Saturday, Jul 22: 8:00 AM - 5:00 PM
Educational Course - Full Day (8 hours)
Palais
Room: 516DE
Recent advantages in storing, organizing, and utilizing scientific knowledge sources open a new field towards a mechanistic understanding of brain diseases. Knowledge bases and ontologies incorporate information about protein-protein interaction, genomic features, and biochemical pathways in health and disease. We explore this topic for Alzheimer’s Disease [1], the most common cause of dementia and one of the leading causes of disability and health-related costs in the world. We show how information from the OMICS scale can be mapped onto the brain [2] and consecutively linked to recent multi-scale brain models of Alzheimer’s Disease that take into account hyperexcitability [3] and its potential usage in the improvement of diagnostic classification [4].

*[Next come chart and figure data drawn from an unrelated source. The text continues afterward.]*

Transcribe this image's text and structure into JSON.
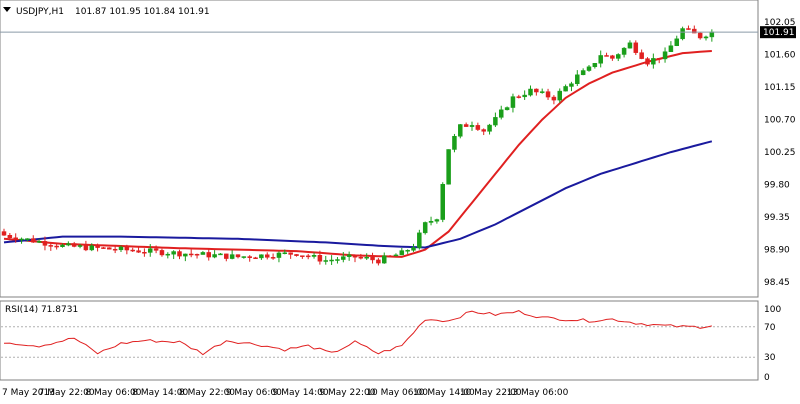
{
  "window": {
    "symbol_label": "USDJPY,H1",
    "ohlc_text": "101.87 101.95 101.84 101.91",
    "menu_icon": "triangle-down-icon"
  },
  "price_panel": {
    "current_price_label": "101.91",
    "current_price": 101.91,
    "price_axis_labels": [
      "102.05",
      "101.60",
      "101.15",
      "100.70",
      "100.25",
      "99.80",
      "99.35",
      "98.90",
      "98.45"
    ]
  },
  "rsi_panel": {
    "title": "RSI(14) 71.8731",
    "axis_labels": [
      "100",
      "70",
      "30",
      "0"
    ],
    "levels": [
      70,
      30
    ]
  },
  "time_axis": {
    "labels": [
      "7 May 2013",
      "7 May 22:00",
      "8 May 06:00",
      "8 May 14:00",
      "8 May 22:00",
      "9 May 06:00",
      "9 May 14:00",
      "9 May 22:00",
      "10 May 06:00",
      "10 May 14:00",
      "10 May 22:00",
      "13 May 06:00"
    ]
  },
  "colors": {
    "up_candle": "#1a9e1a",
    "down_candle": "#e02020",
    "fast_ma": "#e02020",
    "slow_ma": "#1a1a9e",
    "rsi_line": "#e02020",
    "grid_border": "#808080",
    "price_line": "#8a9aa8"
  },
  "chart_data": [
    {
      "type": "candlestick",
      "title": "USDJPY,H1",
      "ylim": [
        98.3,
        102.3
      ],
      "anchors": {
        "close": [
          [
            0,
            99.1
          ],
          [
            10,
            98.95
          ],
          [
            20,
            98.9
          ],
          [
            30,
            98.85
          ],
          [
            40,
            98.8
          ],
          [
            50,
            98.85
          ],
          [
            55,
            98.75
          ],
          [
            60,
            98.8
          ],
          [
            64,
            98.75
          ],
          [
            68,
            98.85
          ],
          [
            70,
            98.95
          ],
          [
            72,
            99.25
          ],
          [
            74,
            99.35
          ],
          [
            76,
            100.3
          ],
          [
            78,
            100.6
          ],
          [
            80,
            100.65
          ],
          [
            82,
            100.55
          ],
          [
            84,
            100.7
          ],
          [
            87,
            101.0
          ],
          [
            90,
            101.1
          ],
          [
            94,
            101.0
          ],
          [
            98,
            101.3
          ],
          [
            100,
            101.4
          ],
          [
            102,
            101.6
          ],
          [
            104,
            101.55
          ],
          [
            107,
            101.75
          ],
          [
            110,
            101.5
          ],
          [
            113,
            101.6
          ],
          [
            116,
            101.95
          ],
          [
            119,
            101.85
          ],
          [
            121,
            101.91
          ]
        ]
      },
      "series": [
        {
          "kind": "moving_average_fast",
          "anchors": [
            [
              0,
              99.05
            ],
            [
              10,
              98.98
            ],
            [
              30,
              98.92
            ],
            [
              50,
              98.88
            ],
            [
              60,
              98.82
            ],
            [
              68,
              98.8
            ],
            [
              72,
              98.9
            ],
            [
              76,
              99.15
            ],
            [
              80,
              99.55
            ],
            [
              84,
              99.95
            ],
            [
              88,
              100.35
            ],
            [
              92,
              100.7
            ],
            [
              96,
              101.0
            ],
            [
              100,
              101.2
            ],
            [
              104,
              101.35
            ],
            [
              110,
              101.5
            ],
            [
              116,
              101.62
            ],
            [
              121,
              101.65
            ]
          ]
        },
        {
          "kind": "moving_average_slow",
          "anchors": [
            [
              0,
              99.0
            ],
            [
              10,
              99.08
            ],
            [
              20,
              99.08
            ],
            [
              40,
              99.05
            ],
            [
              55,
              99.0
            ],
            [
              65,
              98.95
            ],
            [
              72,
              98.93
            ],
            [
              78,
              99.05
            ],
            [
              84,
              99.25
            ],
            [
              90,
              99.5
            ],
            [
              96,
              99.75
            ],
            [
              102,
              99.95
            ],
            [
              108,
              100.1
            ],
            [
              114,
              100.25
            ],
            [
              121,
              100.4
            ]
          ]
        }
      ]
    },
    {
      "type": "line",
      "title": "RSI(14) 71.8731",
      "ylim": [
        0,
        100
      ],
      "series": [
        {
          "name": "RSI(14)",
          "anchors": [
            [
              0,
              50
            ],
            [
              6,
              45
            ],
            [
              12,
              55
            ],
            [
              16,
              35
            ],
            [
              20,
              48
            ],
            [
              24,
              52
            ],
            [
              30,
              50
            ],
            [
              34,
              35
            ],
            [
              38,
              52
            ],
            [
              44,
              46
            ],
            [
              48,
              40
            ],
            [
              52,
              45
            ],
            [
              56,
              35
            ],
            [
              60,
              50
            ],
            [
              64,
              35
            ],
            [
              68,
              45
            ],
            [
              72,
              80
            ],
            [
              76,
              78
            ],
            [
              80,
              90
            ],
            [
              84,
              86
            ],
            [
              88,
              90
            ],
            [
              92,
              82
            ],
            [
              96,
              80
            ],
            [
              100,
              78
            ],
            [
              104,
              80
            ],
            [
              108,
              75
            ],
            [
              112,
              72
            ],
            [
              116,
              70
            ],
            [
              119,
              70
            ],
            [
              121,
              71.87
            ]
          ]
        }
      ]
    }
  ]
}
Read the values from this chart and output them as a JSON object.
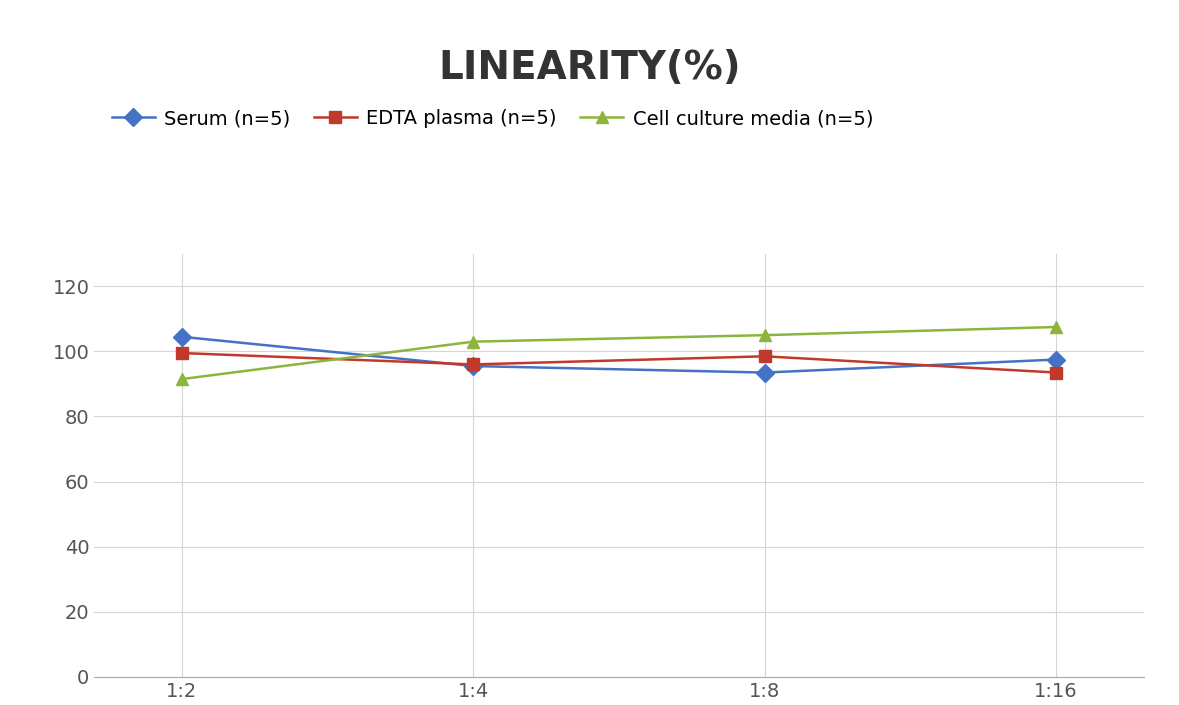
{
  "title": "LINEARITY(%)",
  "x_labels": [
    "1:2",
    "1:4",
    "1:8",
    "1:16"
  ],
  "x_positions": [
    0,
    1,
    2,
    3
  ],
  "series": [
    {
      "name": "Serum (n=5)",
      "values": [
        104.5,
        95.5,
        93.5,
        97.5
      ],
      "color": "#4472C4",
      "marker": "D",
      "marker_color": "#4472C4"
    },
    {
      "name": "EDTA plasma (n=5)",
      "values": [
        99.5,
        96.0,
        98.5,
        93.5
      ],
      "color": "#C0392B",
      "marker": "s",
      "marker_color": "#C0392B"
    },
    {
      "name": "Cell culture media (n=5)",
      "values": [
        91.5,
        103.0,
        105.0,
        107.5
      ],
      "color": "#8DB53B",
      "marker": "^",
      "marker_color": "#8DB53B"
    }
  ],
  "ylim": [
    0,
    130
  ],
  "yticks": [
    0,
    20,
    40,
    60,
    80,
    100,
    120
  ],
  "title_fontsize": 28,
  "legend_fontsize": 14,
  "tick_fontsize": 14,
  "background_color": "#ffffff",
  "grid_color": "#D5D5D5"
}
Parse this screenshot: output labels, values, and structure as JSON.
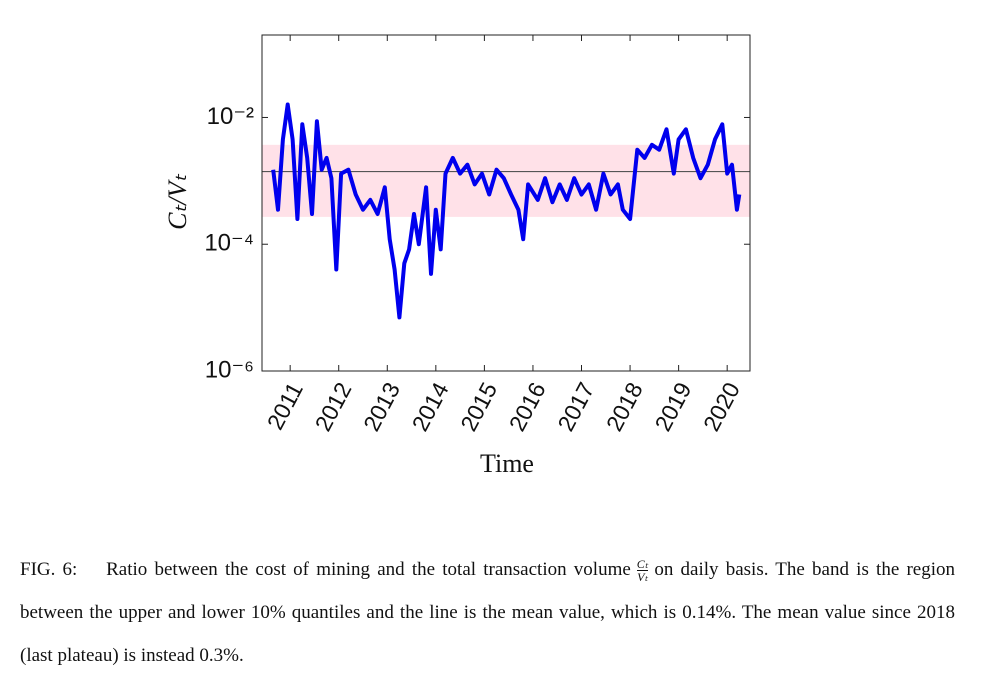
{
  "chart_data": {
    "type": "line",
    "ylog": true,
    "xlabel": "Time",
    "ylabel": "Cₜ/Vₜ",
    "xlim": [
      2010.42,
      2020.47
    ],
    "ylim": [
      1e-06,
      0.2
    ],
    "xticks": [
      2011,
      2012,
      2013,
      2014,
      2015,
      2016,
      2017,
      2018,
      2019,
      2020
    ],
    "yticks": [
      {
        "value": 1e-06,
        "label": "10⁻⁶"
      },
      {
        "value": 0.0001,
        "label": "10⁻⁴"
      },
      {
        "value": 0.01,
        "label": "10⁻²"
      }
    ],
    "band": {
      "lower": 0.00027,
      "upper": 0.0037,
      "color": "#ffe1e8"
    },
    "mean": {
      "value": 0.0014,
      "color": "#555555"
    },
    "series": [
      {
        "color": "#0000ee",
        "x": [
          2010.65,
          2010.75,
          2010.85,
          2010.95,
          2011.05,
          2011.15,
          2011.25,
          2011.35,
          2011.45,
          2011.55,
          2011.65,
          2011.75,
          2011.85,
          2011.95,
          2012.05,
          2012.2,
          2012.35,
          2012.5,
          2012.65,
          2012.8,
          2012.95,
          2013.05,
          2013.15,
          2013.25,
          2013.35,
          2013.45,
          2013.55,
          2013.65,
          2013.8,
          2013.9,
          2014.0,
          2014.1,
          2014.2,
          2014.35,
          2014.5,
          2014.65,
          2014.8,
          2014.95,
          2015.1,
          2015.25,
          2015.4,
          2015.55,
          2015.7,
          2015.8,
          2015.9,
          2016.1,
          2016.25,
          2016.4,
          2016.55,
          2016.7,
          2016.85,
          2017.0,
          2017.15,
          2017.3,
          2017.45,
          2017.6,
          2017.75,
          2017.85,
          2018.0,
          2018.15,
          2018.3,
          2018.45,
          2018.6,
          2018.75,
          2018.9,
          2019.0,
          2019.15,
          2019.3,
          2019.45,
          2019.6,
          2019.75,
          2019.9,
          2020.0,
          2020.1,
          2020.2,
          2020.25
        ],
        "values": [
          0.0015,
          0.00035,
          0.0045,
          0.016,
          0.0045,
          0.00025,
          0.0078,
          0.0023,
          0.0003,
          0.0087,
          0.0015,
          0.0023,
          0.0011,
          4e-05,
          0.0013,
          0.0015,
          0.00061,
          0.00035,
          0.0005,
          0.0003,
          0.00079,
          0.00012,
          4e-05,
          7e-06,
          5e-05,
          8.3e-05,
          0.0003,
          0.0001,
          0.00079,
          3.4e-05,
          0.00035,
          8.3e-05,
          0.0013,
          0.0023,
          0.0013,
          0.0018,
          0.00088,
          0.0013,
          0.00061,
          0.0015,
          0.0011,
          0.00061,
          0.00035,
          0.00012,
          0.00088,
          0.0005,
          0.0011,
          0.00046,
          0.00088,
          0.0005,
          0.0011,
          0.00061,
          0.00088,
          0.00035,
          0.0013,
          0.00061,
          0.00088,
          0.00035,
          0.00025,
          0.0031,
          0.0023,
          0.0037,
          0.0031,
          0.0065,
          0.0013,
          0.0045,
          0.0065,
          0.0023,
          0.0011,
          0.0018,
          0.0045,
          0.0078,
          0.0013,
          0.0018,
          0.00035,
          0.00061
        ]
      }
    ]
  },
  "caption": {
    "label": "FIG. 6:",
    "text_before": "Ratio between the cost of mining and the total transaction volume",
    "fraction": {
      "numerator": "Cₜ",
      "denominator": "Vₜ"
    },
    "text_after": "on daily basis. The band is the region between the upper and lower 10% quantiles and the line is the mean value, which is 0.14%. The mean value since 2018 (last plateau) is instead 0.3%."
  }
}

1. Stefanovski, L., et al., Bridging Scales in Alzheimer's Disease: Biological Framework for Brain Simulation With The Virtual Brain. Frontiers in Neuroinformatics, 2021. 15(9).
2. Stefanovski, L., et al., Spatial mapping of subcellular disease pathways and cytoarchitecture to anatomical brain regions for multi‐scale brain simulation with The Virtual Brain. Alzheimer's & Dementia, 2021. 17: p. e052311.
3. Stefanovski, L., et al., Linking Molecular Pathways and Large-Scale Computational Modeling to Assess Candidate Disease Mechanisms and Pharmacodynamics in Alzheimer's Disease. Frontiers in Computational Neuroscience, 2019.
4. Triebkorn, P., et al., Brain simulation augments machine-learning-based classification of dementia. Alzheimers Dement (N Y), 2022. 8(1): p. e12303.